Part 8
She was about to fall asleep when he whispered softly. "Hey, I heard that. What do you mean by I am yours? I told you it is not a good idea for us to be in bed together!" She had been feeling sleepy earlier, but his words riled her up. She could almost feel him smirking. "Shut up Randhir, I may be drunk, but at least you are sober. This bed is big enough for both of us. Don't worry, I am too sloshed to stake a claim on you, let me simply sleep off my moment of inebriated insanity. " She slurred. "Ok, then at least take your body weight off me. I am a guy, how am I supposed to reign in my hormones if you are all over me? I am feeling too worn out to drag myself back to the couch, so slide over and keep safe distance." He clarified. She had no choice but to oblige. "I know I am the first girl to get into your bed." It was true, both knew it. "Ok, you are a genius, now go off to sleep. And don't think of playing truant tomorrow, it will be your first day at work." He reminded her.
"Don't your floozies tell you how boring you are?" She teased him. "They don't have the time to, because they are busy canoodling with me. Stop acting cheeky, little girl, or I'll pack you off to the guest room." He was hoping to shut her up with those words but he had forgotten this was Sanyukta, how could she let him sleep in peace? "In case you have noticed little girls don't have breasts in this size." He had provoked her with his patronising talk intentionally but was taken aback by her retort. "It's not going to happen, whatever you are fantasizing about, so stop thinking about it already!" He declared. "As if I'll let you! There are better guys in town." She fizzed. "Yeah, like who?" He couldn't resist driving her into a corner. Feeling trapped by his question she decided to change the subject of the conversation. "Anyway on a serious note, Randhir please don't have the well in the garden filled up. A family of gray mongooses come there each morning and sometimes at dusk; to drink the water that pools around it. And there is a Pongam tree nearby that has nesting tailorbirds, the civil work may disturb them."
"Clever move switching the subject, won't work with me. So come on, name me the guys you were talking about, I'm waiting." He persisted. "Well, Harshvardhan Singh Shekhawat, for one!" She blurted out. "Get out of here you pervert, stop piling onto my father." Randhir mocked her. "I don't care what you think but I've always had an itsy bitsy crush on him since I was a kid, sort of an Electra complex. How I longed to have him as a father! Did you know, your Dad and my Mom were fully in love, and they still feel the same about each other though they always keep their distance? Even your mother knows about it, that's why she dislikes both my Mom and me." He fell silent as she rambled on. Was she that drunk or was it just another means of catharsis for her, he wondered. "Some things are best left unsaid." He didn't know what else to say. "No, they are not. Silence is terrible when it is used to bury the truth on purpose. I may have sensed the agony even when I was in my mother's womb, her unspoken longing for her lover who was torn away from her. The other day as she dragged me into your father's office she stopped breathing for a moment as she faced him, struggling to appear normal. She was still shaken up after we left from there, though she never spoke of it." She drew a long breath as the memory flooded her mind once more.
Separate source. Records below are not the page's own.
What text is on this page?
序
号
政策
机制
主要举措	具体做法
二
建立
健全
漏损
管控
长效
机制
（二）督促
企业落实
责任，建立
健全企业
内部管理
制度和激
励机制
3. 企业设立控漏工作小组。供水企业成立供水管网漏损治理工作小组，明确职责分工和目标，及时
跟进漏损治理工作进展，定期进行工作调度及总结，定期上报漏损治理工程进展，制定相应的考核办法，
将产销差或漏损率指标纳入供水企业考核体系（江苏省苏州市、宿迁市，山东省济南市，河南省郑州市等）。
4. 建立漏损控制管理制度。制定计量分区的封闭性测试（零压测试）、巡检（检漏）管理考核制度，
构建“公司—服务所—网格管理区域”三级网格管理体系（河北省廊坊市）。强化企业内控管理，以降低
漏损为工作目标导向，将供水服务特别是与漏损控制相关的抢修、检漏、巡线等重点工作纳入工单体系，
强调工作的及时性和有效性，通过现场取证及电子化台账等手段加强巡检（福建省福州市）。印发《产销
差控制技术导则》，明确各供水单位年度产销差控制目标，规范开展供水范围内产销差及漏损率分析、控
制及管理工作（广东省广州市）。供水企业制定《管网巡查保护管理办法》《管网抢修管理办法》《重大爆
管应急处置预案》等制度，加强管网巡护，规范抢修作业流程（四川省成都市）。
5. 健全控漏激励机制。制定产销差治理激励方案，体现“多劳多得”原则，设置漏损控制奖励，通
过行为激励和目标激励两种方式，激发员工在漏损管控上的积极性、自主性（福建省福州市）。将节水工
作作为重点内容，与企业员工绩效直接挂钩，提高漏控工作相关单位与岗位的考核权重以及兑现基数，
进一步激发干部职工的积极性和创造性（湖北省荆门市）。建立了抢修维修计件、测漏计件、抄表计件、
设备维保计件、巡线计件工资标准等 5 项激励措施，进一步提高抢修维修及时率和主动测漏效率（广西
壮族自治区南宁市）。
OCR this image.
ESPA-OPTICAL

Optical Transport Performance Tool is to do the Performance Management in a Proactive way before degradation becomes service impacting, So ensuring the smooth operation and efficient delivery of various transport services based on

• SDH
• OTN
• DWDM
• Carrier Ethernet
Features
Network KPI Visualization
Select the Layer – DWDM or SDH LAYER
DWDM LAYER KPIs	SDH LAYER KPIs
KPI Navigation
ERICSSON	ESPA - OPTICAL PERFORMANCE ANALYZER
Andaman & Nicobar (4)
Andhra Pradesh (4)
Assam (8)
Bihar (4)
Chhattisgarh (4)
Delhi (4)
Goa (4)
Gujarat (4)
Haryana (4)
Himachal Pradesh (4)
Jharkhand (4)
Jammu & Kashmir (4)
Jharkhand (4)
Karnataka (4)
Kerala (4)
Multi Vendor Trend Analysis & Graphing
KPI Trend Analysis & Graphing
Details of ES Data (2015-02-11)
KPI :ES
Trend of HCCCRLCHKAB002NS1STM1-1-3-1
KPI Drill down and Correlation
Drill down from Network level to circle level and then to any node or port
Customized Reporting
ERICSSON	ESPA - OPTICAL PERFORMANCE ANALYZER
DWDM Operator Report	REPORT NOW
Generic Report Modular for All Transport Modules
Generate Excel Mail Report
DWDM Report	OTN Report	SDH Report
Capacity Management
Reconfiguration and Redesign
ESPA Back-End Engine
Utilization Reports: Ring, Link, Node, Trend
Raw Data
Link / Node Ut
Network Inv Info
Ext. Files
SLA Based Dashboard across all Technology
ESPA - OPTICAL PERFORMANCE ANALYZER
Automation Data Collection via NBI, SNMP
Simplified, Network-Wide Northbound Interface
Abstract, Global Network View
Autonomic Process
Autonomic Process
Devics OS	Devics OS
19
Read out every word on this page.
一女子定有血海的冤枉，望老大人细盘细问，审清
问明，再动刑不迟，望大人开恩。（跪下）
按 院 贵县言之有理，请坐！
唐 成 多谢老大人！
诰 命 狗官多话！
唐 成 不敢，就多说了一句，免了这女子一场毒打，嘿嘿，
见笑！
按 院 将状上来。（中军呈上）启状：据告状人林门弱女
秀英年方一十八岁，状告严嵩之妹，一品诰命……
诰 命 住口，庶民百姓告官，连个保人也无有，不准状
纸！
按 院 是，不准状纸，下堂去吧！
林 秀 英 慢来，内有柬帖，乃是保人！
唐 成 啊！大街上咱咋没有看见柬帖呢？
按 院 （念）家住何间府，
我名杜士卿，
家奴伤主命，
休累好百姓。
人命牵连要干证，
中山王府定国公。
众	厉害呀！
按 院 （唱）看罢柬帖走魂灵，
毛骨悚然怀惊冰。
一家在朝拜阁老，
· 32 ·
"You don't talk like a person of your age."Randhir tried to steer her from the track, recalling how his father often went into a trance as he strummed his guitar, having boarded himself in the study, reliving the memories of the happy college days spent with Anju Amonkar. "I can be very profound when I want to. It comes from having played a mute spectator to my mother's pent up emotions. Do you know what her biggest fear has been all these years? She is scared that her fate will cast its gloomy shadow on me and I'll go on to have a lonely, loveless life just like hers. It bothers her when I roam around town befriending creatures and help myself to fruit from your garden. She says everyone finds me weird because of my interests. But I see things differently. Fruit was put on trees by nature. Animals cannot distinguish between private and public property when they feed. People think they own a piece of land, but you do not own anything on earth, you just borrow its resources for your need, and only as long as you live. Those who have enough food on their tables need not worry about some produce taken from their gardens, whether by birds, animals or children." She stopped abruptly.
"I am sorry for unleashing this onto you Randhir. But there is so much clogged up in my mind waiting to be set free. And I don't know who to express it to. I know that you know the Anju-Harsh back story, though I am unsure how you feel about it. Parth and you've lived a life quite different to mine, I cannot expect you to understand." She was hoping he could see things her way, somehow it mattered what he thought about her, though she was unsure of the reason behind it. She craved his attention, she wanted him to compensate her for the misses in her life. She wanted him to be the father or brother she never had, the friend she longed for and the lover she was hoping to meet, all in one. If only she knew that he could read her like an open book, but did not want to share more than his instinct permitted him to. "Come here, Mowgli girl, you really need you to sleep now, and think happy thoughts filled with green meadows, wildflowers, and birds flying in the skies." Casting sensibilities aside he drew her in his arms letting her cuddle, and in a couple of minutes she had dozed off. Randhir, you should stop overthinking, the kid just needed comforting and to feel secure, he said to himself as he prepared to sleep finally.